Max shook his head. ‘I’ve spent a long time establishing some boundaries with him. Don’t undo all my good work.’

She watched Max settle Keith down in his dog bed with a ragged blanket over him and a threadbare soft toy tucked between his front paws. Then there was the water bowl and a plug-in nightlight because Keith didn’t like the dark, and Neve began to wonder just where Keith’s boundaries were.

‘I’m going to bed,’ she said, when it became obvious that Max intended to stay with Keith until he was asleep.

Neve had spent five minutes with a hand mirror to judge her best angle when she was lying down and another ten minutes reading before Max put in an appearance.

‘So you sleep on the right-hand side,’ he remarked, as if it was a question that had been bugging him for ages. ‘I sleep on the left, so that works.’

Usually she slept in the dead centre of the bed but that seemed like a very spinsterish thing to admit, so Neve put down her book and fluffed the pillows next to her so they’d be at optimum plumpness for Max. You could fault her for a lot of things, she thought, but she was a very considerate hostess.

Max sat down on the edge of the bed and bounced experimentally. ‘Firm mattress,’ he remarked. ‘I do like a bed without much give to it.’

Neve could actually feel her blood pressure start to rise. Sleeping with Max on her candy-striped bedlinen had seemed like a good idea in theory, but the actual reality of Max in her bedroom again felt threatening and thrilling all at the same time. It didn’t help that he was talking in a low, suggestive voice and had a smirky little smile on his face like he couldn’t help but go into seductive mode when he was in a room with a bed in it.

Max was unlacing his Doc Marten boots and Neve quickly picked up her book again. This was all such new territory for her, but she tried to affect an ease that she didn’t really feel.

‘What are you reading?’ Max pulled off his socks and wiggled his long toes.
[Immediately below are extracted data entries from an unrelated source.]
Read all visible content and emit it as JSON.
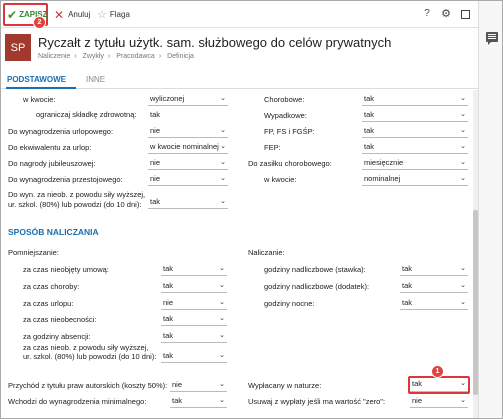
{
  "toolbar": {
    "save_label": "ZAPISZ",
    "save_badge": "2",
    "cancel_label": "Anuluj",
    "flag_label": "Flaga",
    "help_icon": "?"
  },
  "header": {
    "avatar": "SP",
    "title": "Ryczałt z tytułu użytk. sam. służbowego do celów prywatnych",
    "breadcrumb": [
      "Naliczenie",
      "Zwykły",
      "Pracodawca",
      "Definicja"
    ]
  },
  "tabs": [
    "PODSTAWOWE",
    "INNE"
  ],
  "top_fields": {
    "w_kwocie_label": "w kwocie:",
    "w_kwocie_value": "wyliczonej",
    "ograniczaj_label": "ograniczaj składkę zdrowotną:",
    "ograniczaj_value": "tak",
    "urlopowe_label": "Do wynagrodzenia urlopowego:",
    "urlopowe_value": "nie",
    "ekwiwalent_label": "Do ekwiwalentu za urlop:",
    "ekwiwalent_value": "w kwocie nominalnej",
    "jubileuszowe_label": "Do nagrody jubileuszowej:",
    "jubileuszowe_value": "nie",
    "przestojowe_label": "Do wynagrodzenia przestojowego:",
    "przestojowe_value": "nie",
    "wyn_nieob_label_1": "Do wyn. za nieob. z powodu siły wyższej,",
    "wyn_nieob_label_2": "ur. szkol. (80%) lub powodzi (do 10 dni):",
    "wyn_nieob_value": "tak",
    "chorobowe_label": "Chorobowe:",
    "chorobowe_value": "tak",
    "wypadkowe_label": "Wypadkowe:",
    "wypadkowe_value": "tak",
    "fp_label": "FP, FS i FGŚP:",
    "fp_value": "tak",
    "fep_label": "FEP:",
    "fep_value": "tak",
    "zasilek_label": "Do zasiłku chorobowego:",
    "zasilek_value": "miesięcznie",
    "zasilek_kwocie_label": "w kwocie:",
    "zasilek_kwocie_value": "nominalnej"
  },
  "section": {
    "title": "SPOSÓB NALICZANIA",
    "pomniejszanie_label": "Pomniejszanie:",
    "naliczanie_label": "Naliczanie:",
    "left_rows": [
      {
        "label": "za czas nieobjęty umową:",
        "value": "tak"
      },
      {
        "label": "za czas choroby:",
        "value": "tak"
      },
      {
        "label": "za czas urlopu:",
        "value": "nie"
      },
      {
        "label": "za czas nieobecności:",
        "value": "tak"
      },
      {
        "label": "za godziny absencji:",
        "value": "tak"
      }
    ],
    "left_multi_label_1": "za czas nieob. z powodu siły wyższej,",
    "left_multi_label_2": "ur. szkol. (80%) lub powodzi (do 10 dni):",
    "left_multi_value": "tak",
    "right_rows": [
      {
        "label": "godziny nadliczbowe (stawka):",
        "value": "tak"
      },
      {
        "label": "godziny nadliczbowe (dodatek):",
        "value": "tak"
      },
      {
        "label": "godziny nocne:",
        "value": "tak"
      }
    ],
    "autorskie_label": "Przychód z tytułu praw autorskich (koszty 50%):",
    "autorskie_value": "nie",
    "minimalne_label": "Wchodzi do wynagrodzenia minimalnego:",
    "minimalne_value": "tak",
    "wyplacany_label": "Wypłacany w naturze:",
    "wyplacany_value": "tak",
    "wyplacany_badge": "1",
    "usuwaj_label": "Usuwaj z wypłaty jeśli ma wartość \"zero\":",
    "usuwaj_value": "nie"
  },
  "colors": {
    "accent": "#1a6fb0",
    "avatar_bg": "#a0392e",
    "highlight": "#d9363e",
    "save_green": "#2e8b2e"
  }
}
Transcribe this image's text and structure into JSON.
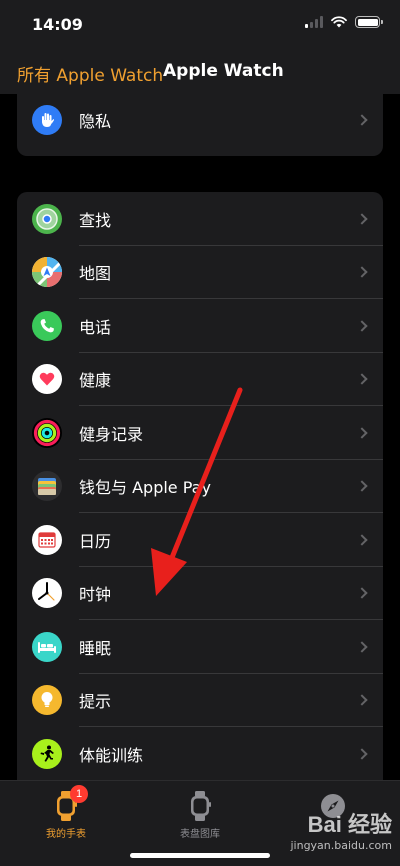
{
  "status_bar": {
    "time": "14:09"
  },
  "nav": {
    "back_label": "所有 Apple Watch",
    "title": "Apple Watch"
  },
  "section_top": {
    "items": [
      {
        "label": "隐私",
        "icon": "privacy-hand-icon"
      }
    ]
  },
  "section_apps": {
    "items": [
      {
        "label": "查找",
        "icon": "find-my-icon"
      },
      {
        "label": "地图",
        "icon": "maps-icon"
      },
      {
        "label": "电话",
        "icon": "phone-icon"
      },
      {
        "label": "健康",
        "icon": "health-icon"
      },
      {
        "label": "健身记录",
        "icon": "activity-icon"
      },
      {
        "label": "钱包与 Apple Pay",
        "icon": "wallet-icon"
      },
      {
        "label": "日历",
        "icon": "calendar-icon"
      },
      {
        "label": "时钟",
        "icon": "clock-icon"
      },
      {
        "label": "睡眠",
        "icon": "sleep-icon"
      },
      {
        "label": "提示",
        "icon": "tips-icon"
      },
      {
        "label": "体能训练",
        "icon": "workout-icon"
      }
    ]
  },
  "tab_bar": {
    "tabs": [
      {
        "label": "我的手表",
        "icon": "watch-icon",
        "badge": "1",
        "active": true
      },
      {
        "label": "表盘图库",
        "icon": "face-gallery-icon",
        "active": false
      },
      {
        "label": "",
        "icon": "discover-compass-icon",
        "active": false
      }
    ]
  },
  "watermark": {
    "brand": "Bai 经验",
    "url": "jingyan.baidu.com"
  },
  "colors": {
    "accent": "#f0a030",
    "background": "#000000",
    "card": "#1c1c1e",
    "arrow": "#e8201c"
  }
}
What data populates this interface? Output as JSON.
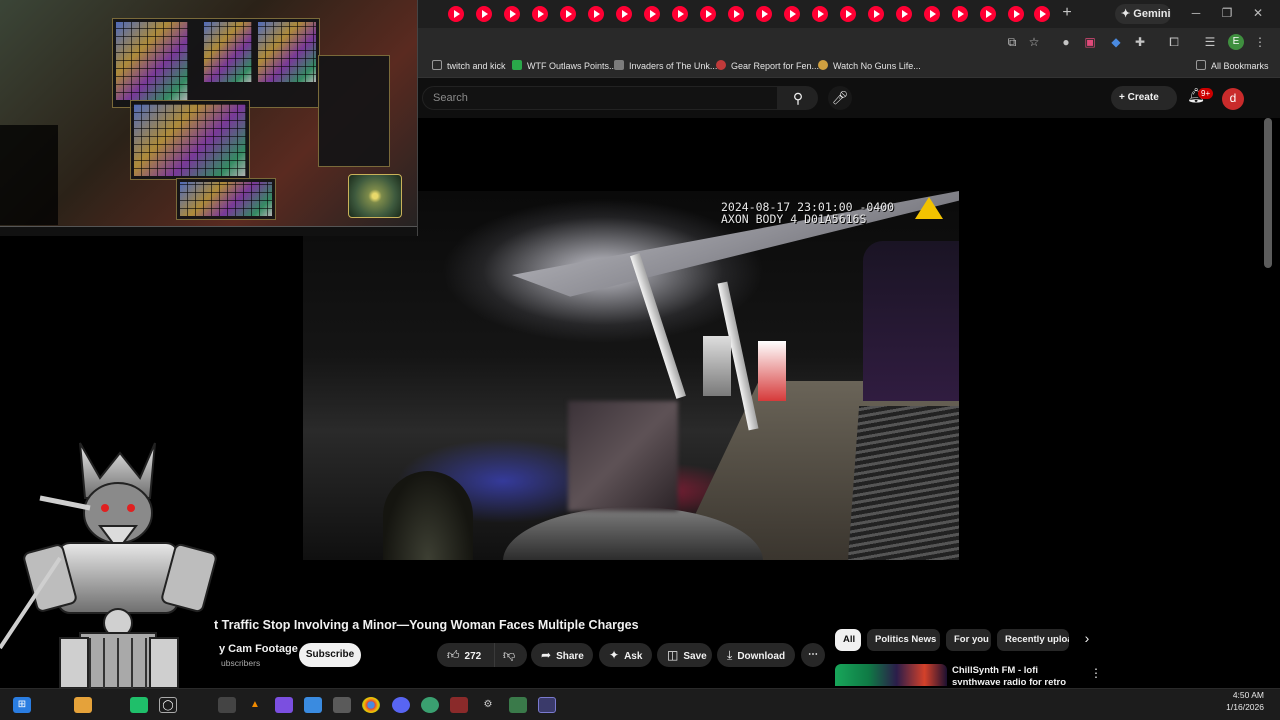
{
  "browser": {
    "gemini_label": "Gemini",
    "bookmarks": [
      {
        "label": "twitch and kick",
        "color": "#8a8a8a"
      },
      {
        "label": "WTF Outlaws Points...",
        "color": "#2aa84a"
      },
      {
        "label": "Invaders of The Unk...",
        "color": "#7b7b7b"
      },
      {
        "label": "Gear Report for Fen...",
        "color": "#c03a3a"
      },
      {
        "label": "Watch No Guns Life...",
        "color": "#d0a040"
      }
    ],
    "all_bookmarks_label": "All Bookmarks",
    "profile_initial": "E"
  },
  "youtube": {
    "search_placeholder": "Search",
    "create_label": "Create",
    "notification_badge": "9+",
    "avatar_initial": "d",
    "video": {
      "overlay_line1": "2024-08-17 23:01:00 -0400",
      "overlay_line2": "AXON BODY 4 D01A5616S",
      "title": "t Traffic Stop Involving a Minor—Young Woman Faces Multiple Charges",
      "channel": "y Cam Footage",
      "subscribers": "ubscribers",
      "subscribe_label": "Subscribe",
      "likes": "272",
      "share_label": "Share",
      "ask_label": "Ask",
      "save_label": "Save",
      "download_label": "Download"
    },
    "chips": [
      "All",
      "Politics News",
      "For you",
      "Recently uploa"
    ],
    "recommendation": {
      "title": "ChillSynth FM - lofi synthwave radio for retro dreaming"
    }
  },
  "taskbar": {
    "time": "4:50 AM",
    "date": "1/16/2026"
  },
  "colors": {
    "youtube_red": "#ff0033",
    "background": "#0f0f0f",
    "notification_red": "#cc0000"
  }
}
He had nice feet for a man; at least they weren’t too hairy.

Neve lifted up her copy of
Rebecca
by Daphne du Maurier so Max could read the title, then gestured at the carefully edited pile of books on her bedside table. ‘You’re welcome to borrow one.’

Shirt half-unbuttoned, Max reached across the bed, inadvertently pinning Neve to the mattress, as he glanced through the pile. ‘Oh, I’ve always wanted to read this,’ he said, as Neve tried to look over his shoulder.

‘How have you never read
The Catcher in the Rye?
’ she wanted to shriek but settled for a simple, ‘I think you’ll really like that.’

Neve wished Max would finish getting undressed and get into bed so they could negotiate the next step of their relationship, but instead he was looking doubtfully at her copy of
Mansfield Park
. Which was just wrong because …

‘If you haven’t read any Jane Austen, don’t start with that one,’ she said with great force. ‘Fanny Price doesn’t work as well as a modern heroine as Elizabeth Bennet does.’

Max put down the book quickly, as if it was coated in something toxic. ‘Well, maybe I’ll try
Catcher in the Rye
and work my way up to Jane Austen.’ He shifted back so Neve no longer had a dead weight on her legs, and smacked the book against his palm. ‘I promise I won’t crease the spine.’

‘Of course,
Catcher in the Rye
is Salinger’s most well-known novel, but personally I much prefer his stories about the Glass family,’ Neve heard herself say in the prissiest voice she’d ever managed, as if her mouth was stuffed full of plums. ‘I think
Franny and Zooey
has the edge over
Raise High the Roof Beam, Carpenters
, but it’s very hard to evaluate Salinger’s oeuvre as a whole, when it mostly consists of novellas and short stories.’